Наконец наступило некоторое успокоение умов, и день выезда был назначен. В ясное, морозное утро пышный поезд отправился по Московскому шоссе. В одной из карет ехала императрица с Потемкиным, две кареты были отведены под образа, которые предполагалось раздавать по всем встреченным на пути церквам. Самый большой образ предназначался для Москвы.
Исполнение давнишнего желания, чудное солнечное утро, присутствие Потемкина — все радовало императрицу, и она уже давно не была в таком хорошем расположении духа. Тем более ее сердило, что Потемкин был мрачен и задумчив.

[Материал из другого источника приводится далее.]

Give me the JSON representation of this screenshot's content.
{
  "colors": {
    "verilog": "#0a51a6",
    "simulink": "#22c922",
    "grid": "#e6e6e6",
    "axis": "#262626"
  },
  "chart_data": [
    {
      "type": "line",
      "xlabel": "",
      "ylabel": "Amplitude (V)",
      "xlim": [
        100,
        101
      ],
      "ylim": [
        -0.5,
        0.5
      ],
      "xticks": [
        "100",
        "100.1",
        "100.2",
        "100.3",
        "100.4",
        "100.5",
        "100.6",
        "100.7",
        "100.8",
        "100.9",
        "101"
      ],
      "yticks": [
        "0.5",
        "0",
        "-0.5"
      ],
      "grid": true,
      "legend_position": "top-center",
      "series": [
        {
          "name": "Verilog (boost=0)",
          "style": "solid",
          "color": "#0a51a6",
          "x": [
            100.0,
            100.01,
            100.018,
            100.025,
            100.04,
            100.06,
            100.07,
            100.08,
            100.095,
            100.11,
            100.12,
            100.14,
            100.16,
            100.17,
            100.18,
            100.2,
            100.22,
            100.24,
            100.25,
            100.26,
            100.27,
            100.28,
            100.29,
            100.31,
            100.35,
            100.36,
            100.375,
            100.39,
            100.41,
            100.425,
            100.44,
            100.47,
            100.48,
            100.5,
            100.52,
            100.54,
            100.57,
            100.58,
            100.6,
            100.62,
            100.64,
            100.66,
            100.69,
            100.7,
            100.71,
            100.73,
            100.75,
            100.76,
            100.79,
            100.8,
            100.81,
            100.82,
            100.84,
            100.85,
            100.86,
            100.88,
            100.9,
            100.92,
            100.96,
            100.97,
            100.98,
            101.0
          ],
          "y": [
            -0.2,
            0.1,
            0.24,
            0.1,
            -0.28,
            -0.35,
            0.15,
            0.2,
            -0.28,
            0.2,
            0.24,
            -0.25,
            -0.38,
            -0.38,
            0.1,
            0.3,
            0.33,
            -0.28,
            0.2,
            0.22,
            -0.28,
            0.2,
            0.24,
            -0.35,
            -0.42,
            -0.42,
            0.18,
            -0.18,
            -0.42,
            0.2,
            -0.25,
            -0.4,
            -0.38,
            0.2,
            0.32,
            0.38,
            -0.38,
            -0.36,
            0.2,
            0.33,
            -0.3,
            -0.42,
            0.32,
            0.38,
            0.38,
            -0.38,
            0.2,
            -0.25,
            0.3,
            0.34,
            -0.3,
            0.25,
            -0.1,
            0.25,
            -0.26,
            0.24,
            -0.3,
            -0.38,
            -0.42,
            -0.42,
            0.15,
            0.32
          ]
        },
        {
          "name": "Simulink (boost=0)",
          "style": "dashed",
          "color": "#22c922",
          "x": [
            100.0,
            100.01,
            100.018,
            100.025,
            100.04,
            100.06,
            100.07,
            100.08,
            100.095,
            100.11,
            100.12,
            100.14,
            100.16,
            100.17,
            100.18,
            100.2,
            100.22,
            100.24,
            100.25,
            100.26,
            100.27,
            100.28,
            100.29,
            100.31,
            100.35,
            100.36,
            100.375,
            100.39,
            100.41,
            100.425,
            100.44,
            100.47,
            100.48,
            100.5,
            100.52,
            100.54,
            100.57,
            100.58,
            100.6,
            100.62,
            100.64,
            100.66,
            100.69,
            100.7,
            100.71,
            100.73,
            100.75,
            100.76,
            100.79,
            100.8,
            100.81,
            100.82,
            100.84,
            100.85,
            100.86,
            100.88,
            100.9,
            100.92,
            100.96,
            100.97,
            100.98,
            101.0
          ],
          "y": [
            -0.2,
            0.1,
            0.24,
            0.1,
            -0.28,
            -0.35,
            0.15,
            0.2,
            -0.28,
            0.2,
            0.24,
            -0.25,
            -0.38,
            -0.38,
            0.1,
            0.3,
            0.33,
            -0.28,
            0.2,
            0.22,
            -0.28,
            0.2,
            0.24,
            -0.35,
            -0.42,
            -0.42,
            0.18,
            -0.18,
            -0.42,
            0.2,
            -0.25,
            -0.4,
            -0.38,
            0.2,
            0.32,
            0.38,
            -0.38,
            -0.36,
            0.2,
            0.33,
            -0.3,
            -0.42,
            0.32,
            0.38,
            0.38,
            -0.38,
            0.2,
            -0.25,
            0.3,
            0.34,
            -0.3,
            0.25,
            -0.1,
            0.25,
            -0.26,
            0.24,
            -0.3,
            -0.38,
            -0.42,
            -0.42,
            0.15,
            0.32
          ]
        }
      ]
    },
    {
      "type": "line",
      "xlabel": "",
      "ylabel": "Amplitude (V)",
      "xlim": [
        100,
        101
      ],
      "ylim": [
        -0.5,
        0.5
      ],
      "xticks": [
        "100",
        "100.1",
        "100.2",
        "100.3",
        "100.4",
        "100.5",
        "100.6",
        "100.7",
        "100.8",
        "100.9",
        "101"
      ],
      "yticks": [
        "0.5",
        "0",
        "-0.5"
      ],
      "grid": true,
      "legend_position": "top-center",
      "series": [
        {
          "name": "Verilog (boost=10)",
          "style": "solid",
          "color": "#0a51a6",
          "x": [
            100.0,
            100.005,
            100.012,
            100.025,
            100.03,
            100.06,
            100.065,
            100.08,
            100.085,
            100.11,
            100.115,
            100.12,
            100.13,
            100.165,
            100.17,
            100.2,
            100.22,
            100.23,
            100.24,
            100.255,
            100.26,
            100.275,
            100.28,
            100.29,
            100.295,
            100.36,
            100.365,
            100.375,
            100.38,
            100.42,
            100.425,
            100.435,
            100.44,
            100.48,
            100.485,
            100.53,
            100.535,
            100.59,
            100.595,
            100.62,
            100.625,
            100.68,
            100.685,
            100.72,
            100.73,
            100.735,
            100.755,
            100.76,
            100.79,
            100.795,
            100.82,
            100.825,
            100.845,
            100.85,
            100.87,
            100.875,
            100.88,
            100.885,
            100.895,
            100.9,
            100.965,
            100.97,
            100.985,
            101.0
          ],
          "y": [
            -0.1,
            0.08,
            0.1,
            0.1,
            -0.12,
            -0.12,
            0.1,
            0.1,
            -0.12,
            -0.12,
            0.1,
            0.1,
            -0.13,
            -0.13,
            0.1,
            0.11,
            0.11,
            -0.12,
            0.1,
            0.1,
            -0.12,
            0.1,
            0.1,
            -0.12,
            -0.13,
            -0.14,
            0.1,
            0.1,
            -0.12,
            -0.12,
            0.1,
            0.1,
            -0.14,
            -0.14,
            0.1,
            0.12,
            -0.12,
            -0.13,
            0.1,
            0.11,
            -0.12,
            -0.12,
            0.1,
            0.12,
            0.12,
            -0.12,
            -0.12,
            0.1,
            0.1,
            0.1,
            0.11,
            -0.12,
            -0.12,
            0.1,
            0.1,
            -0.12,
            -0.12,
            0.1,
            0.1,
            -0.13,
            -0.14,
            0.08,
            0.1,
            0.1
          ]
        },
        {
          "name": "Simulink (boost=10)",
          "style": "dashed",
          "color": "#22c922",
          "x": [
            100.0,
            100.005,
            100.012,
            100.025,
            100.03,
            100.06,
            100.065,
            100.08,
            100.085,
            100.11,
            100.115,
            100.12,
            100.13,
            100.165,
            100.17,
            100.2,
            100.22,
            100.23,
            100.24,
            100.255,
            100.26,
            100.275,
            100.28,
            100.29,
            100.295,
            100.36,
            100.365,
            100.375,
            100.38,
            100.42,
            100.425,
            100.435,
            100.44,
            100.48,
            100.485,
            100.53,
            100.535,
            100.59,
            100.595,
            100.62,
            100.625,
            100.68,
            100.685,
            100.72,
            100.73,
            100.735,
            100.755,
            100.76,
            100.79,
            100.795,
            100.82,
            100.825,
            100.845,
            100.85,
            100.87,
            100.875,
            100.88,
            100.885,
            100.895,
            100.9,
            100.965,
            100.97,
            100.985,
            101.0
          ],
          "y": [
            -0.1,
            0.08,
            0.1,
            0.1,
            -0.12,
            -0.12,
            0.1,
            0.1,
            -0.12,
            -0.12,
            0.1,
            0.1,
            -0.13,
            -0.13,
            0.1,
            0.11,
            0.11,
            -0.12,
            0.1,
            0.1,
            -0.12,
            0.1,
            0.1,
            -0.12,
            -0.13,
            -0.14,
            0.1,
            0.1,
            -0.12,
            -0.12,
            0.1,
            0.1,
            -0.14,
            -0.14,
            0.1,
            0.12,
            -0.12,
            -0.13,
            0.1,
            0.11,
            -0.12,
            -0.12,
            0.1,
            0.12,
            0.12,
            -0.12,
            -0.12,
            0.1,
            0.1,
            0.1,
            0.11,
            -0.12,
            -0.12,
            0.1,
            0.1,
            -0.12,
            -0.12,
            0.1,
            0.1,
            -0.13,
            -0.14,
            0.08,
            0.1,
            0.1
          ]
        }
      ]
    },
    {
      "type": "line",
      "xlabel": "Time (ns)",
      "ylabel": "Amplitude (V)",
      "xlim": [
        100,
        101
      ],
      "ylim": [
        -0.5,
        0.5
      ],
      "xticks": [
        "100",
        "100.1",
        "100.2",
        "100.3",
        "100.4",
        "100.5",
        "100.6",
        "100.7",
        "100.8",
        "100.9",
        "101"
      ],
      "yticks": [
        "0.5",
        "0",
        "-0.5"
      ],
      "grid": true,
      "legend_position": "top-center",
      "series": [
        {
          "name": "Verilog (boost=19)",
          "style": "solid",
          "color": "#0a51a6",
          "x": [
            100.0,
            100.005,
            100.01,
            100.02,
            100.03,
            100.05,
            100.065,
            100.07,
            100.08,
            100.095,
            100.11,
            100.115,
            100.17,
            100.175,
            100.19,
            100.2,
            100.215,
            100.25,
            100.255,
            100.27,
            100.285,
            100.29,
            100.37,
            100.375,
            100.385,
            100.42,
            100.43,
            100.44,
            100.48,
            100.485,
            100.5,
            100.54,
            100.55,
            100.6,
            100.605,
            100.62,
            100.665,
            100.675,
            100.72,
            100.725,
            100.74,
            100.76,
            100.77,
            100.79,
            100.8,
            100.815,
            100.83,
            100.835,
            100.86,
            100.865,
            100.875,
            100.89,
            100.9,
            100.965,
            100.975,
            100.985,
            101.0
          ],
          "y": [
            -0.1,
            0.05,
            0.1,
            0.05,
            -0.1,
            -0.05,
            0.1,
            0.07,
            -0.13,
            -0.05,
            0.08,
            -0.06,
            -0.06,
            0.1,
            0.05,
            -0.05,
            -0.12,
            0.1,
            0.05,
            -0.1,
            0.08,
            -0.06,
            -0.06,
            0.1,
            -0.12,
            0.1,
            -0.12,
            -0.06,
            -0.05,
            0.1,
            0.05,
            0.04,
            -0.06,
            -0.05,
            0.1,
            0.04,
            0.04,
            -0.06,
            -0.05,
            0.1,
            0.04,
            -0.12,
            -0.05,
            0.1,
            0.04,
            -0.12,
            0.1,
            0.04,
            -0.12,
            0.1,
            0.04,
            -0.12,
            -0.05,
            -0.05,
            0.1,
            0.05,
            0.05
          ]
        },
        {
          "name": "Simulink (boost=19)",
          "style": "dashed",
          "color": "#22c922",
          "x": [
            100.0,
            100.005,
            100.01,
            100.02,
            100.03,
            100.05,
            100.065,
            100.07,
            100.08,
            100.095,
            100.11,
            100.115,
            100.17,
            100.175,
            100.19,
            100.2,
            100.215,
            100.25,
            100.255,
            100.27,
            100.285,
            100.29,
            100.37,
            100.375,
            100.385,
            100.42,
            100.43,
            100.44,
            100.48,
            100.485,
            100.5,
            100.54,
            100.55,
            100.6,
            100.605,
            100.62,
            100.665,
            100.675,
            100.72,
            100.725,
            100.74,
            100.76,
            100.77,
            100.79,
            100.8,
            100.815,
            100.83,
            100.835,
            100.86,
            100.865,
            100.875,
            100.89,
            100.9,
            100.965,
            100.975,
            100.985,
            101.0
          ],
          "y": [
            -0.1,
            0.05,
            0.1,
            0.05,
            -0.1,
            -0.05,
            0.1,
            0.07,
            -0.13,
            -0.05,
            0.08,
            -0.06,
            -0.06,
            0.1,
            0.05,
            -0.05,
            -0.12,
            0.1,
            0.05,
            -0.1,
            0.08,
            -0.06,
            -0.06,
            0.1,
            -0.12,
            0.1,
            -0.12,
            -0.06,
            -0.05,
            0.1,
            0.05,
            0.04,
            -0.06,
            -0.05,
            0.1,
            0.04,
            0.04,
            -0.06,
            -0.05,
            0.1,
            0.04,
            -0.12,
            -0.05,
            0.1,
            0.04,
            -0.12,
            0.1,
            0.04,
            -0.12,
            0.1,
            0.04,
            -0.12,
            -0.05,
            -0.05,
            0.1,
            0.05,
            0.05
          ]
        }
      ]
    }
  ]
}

— Послушай, Григорий! — не выдержала она наконец. — Что, ты мне назло, что ли, портишь кислой рожей все удовольствие?
Потемкин вздрогнул, словно проснувшись от глубокого сна. Заметив, что императрица серьезно готова рассердиться, он состроил самое умильное выражение на лице и вкрадчиво сказал, взяв ее за руку:
— Не сердись, Катюша, только не сердись! Ты спроси сначала, почему я задумчив!
Императрица не могла сердиться, и самое мрачное настроение сменялось у нее веселой улыбкой, когда Потемкин вкрадчивым тоном провинившегося ребенка называл ее «Катюшей» или «Катенькой». Так и теперь она сразу расцвела и, погладив его по щеке, сказала:
— Ох уж ты мне баловень! Ну, выкладывай душу!